Cette haine abjecte qui ?uvre sans relâche pour l'élimination d'Israël est claironnée en Iran sans complexe. En décembre 2006, le président Ahmadinejad annonçait que «le régime sioniste serait balayé et l'humanité délivrée». Le leadership iranien n'a même pas essayé de déguiser ses objectifs d'annihilation. Quand on prend en compte la course effrénée vers l'armement nucléaire, la promotion du terrorisme global, du djihad et du martyre, la combinaison de ces facteurs laisse entrevoir des perspectives pour le moins apocalyptiques.

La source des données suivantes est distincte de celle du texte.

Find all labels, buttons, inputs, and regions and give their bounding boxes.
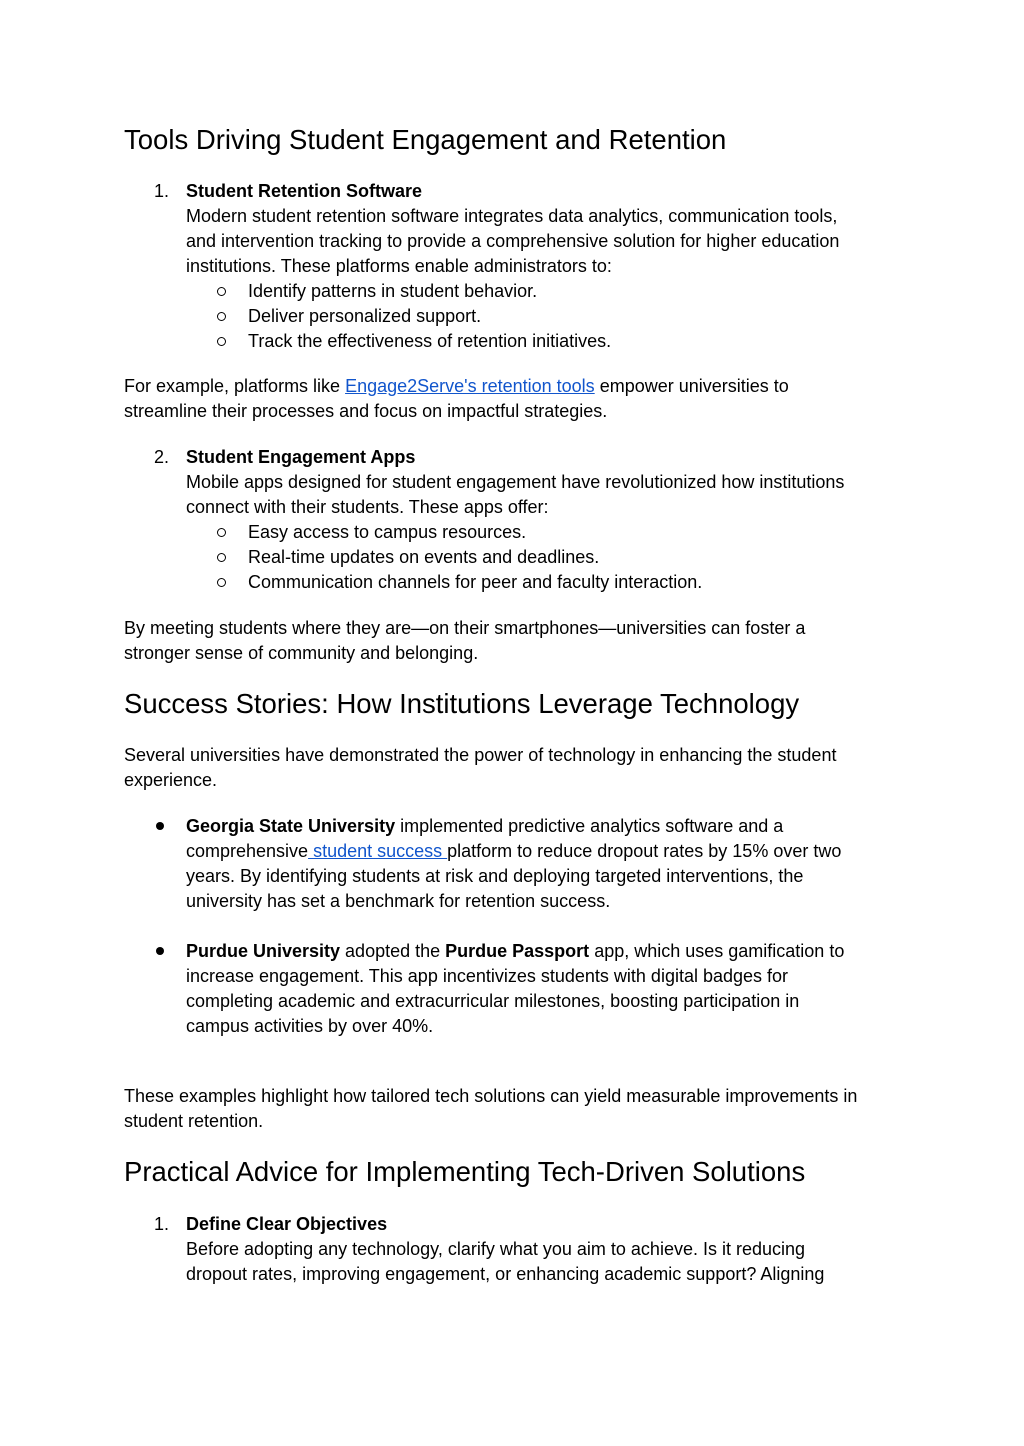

Les médias iraniens, de même que leurs homologues arabes, attisent systématiquement l'antisémitisme; l'anéantissement d'Israël fait partie d'une conflagration mondiale où se joue le destin de l'humanité et qui doit s'achever par la victoire de l'islam. En Iran de même que dans le monde arabe, la Shoah est d'une part niée et d'autre part instrumentalisée, servant de source d'inspiration pour anéantir l'État juif.
Ce qui rend possible l'association d'idées apparemment irrationnelles et tellement inconciliables est la théorie de la conspiration antisémite, désormais profondément ancrée dans l'esprit de millions de musulmans. Depuis la victoire de la révolution iranienne de 1979 menée par l'ayatollah Khomeini, l'islam chiite d'Iran a adopté comme axiome les idées suivantes: les Juifs contrôlent l'Amérique et la destruction des musulmans fait partie de leur dessein secret afin de dominer le monde. Ici, comme dans le monde arabe à prédominance sunnite, cette vision paranoïde alimente un antisémitisme idéologique intransigeant, lié organiquement à la guerre sainte contre Israël et l'Occident. Le combat contre la prétendue domination du monde par le sionisme politique est devenu la pierre angulaire d'un scénario arabe et musulman apocalyptique; la menace d'une annihilation réciproque risque bel et bien de devenir une prophétie qui se réalise.